What He did say was, “Preach My Word—and I will put My words in your mouth, and do not be afraid of them because if you are afraid of them I will confound you before them! But if you will be fearless I will stand with you and I will make your neck like brass!”
Consider if you will, this little old wrinkled neck of mine, with a size 15 collar. You would think that if someone bumped my head, it would come off.
But, brother, it is like brass. God Almighty said, “I will make it like brass!”
Now, we are not stopping on that note.
Dare to believe and claim
Have you dared to believe and claim this revelation from John that Jesus Christ, The Word, was with God and was God?
Have you dared to confess that great something within you that appreciates everlastingness and will not be satisfied without it?
What is it you have always really wanted?
It is not religion. You can trace that back—it is recent. It is not philosophy. It is not civilization. These you can trace back. They are recent and temporary.
We have been betrayed by every prospect that man creates.
But when we know that we are perishing, ready to perish, God’s Holy Spirit is faithful, and He whispers, “In the beginning was the Word and the Word was with God and the Word was God.”
There is eternity, and eternity was made flesh and walked among us, and whoever believes in Him shall not perish but have eternal life.
The Eternal Word, the Eternal Son came to redeem us.
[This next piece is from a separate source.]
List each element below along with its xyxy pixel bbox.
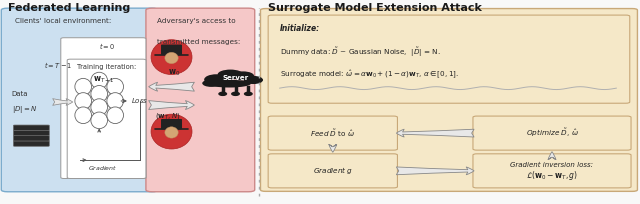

Do you ever think as I do of the mystery of divine love and grace—how He walked around the carpenter’s shop on little, rubbery legs?
Oh, a baby is a harmless thing and captures you more quickly than a regiment of soldiers. If you had seen eternity walking around on baby, rubbery legs, tumbling and falling flat among the shavings, you would have run and picked Him up and dusted Him off, whispering “It doesn’t hurt. Be a big boy!” He would have smiled, shaking away a tear, and toddled off for another tumble.
That was eternity walking in flesh. It was God Almighty come to live among us to redeem us and to save us from the recent and the temporal and the transient—and to give us eternity!
Every one of us who will receive Him has that eternal life which was with the Father and was given unto men.
How wonderful that a loving God gives us this—and yet how terrible that we refuse and reject, and have to be whipped into heaven with the thongs of hell!
Oh, God offers us true Light! The sin in our nature has ruined us but He only asks that we turn to Jesus Christ and confess: “Lord Jesus, I believe You. I believe that You are the Eternal Word and that in You I have the everlastingness that is equal to God’s everlastingness—that eternal life which was with the Father!”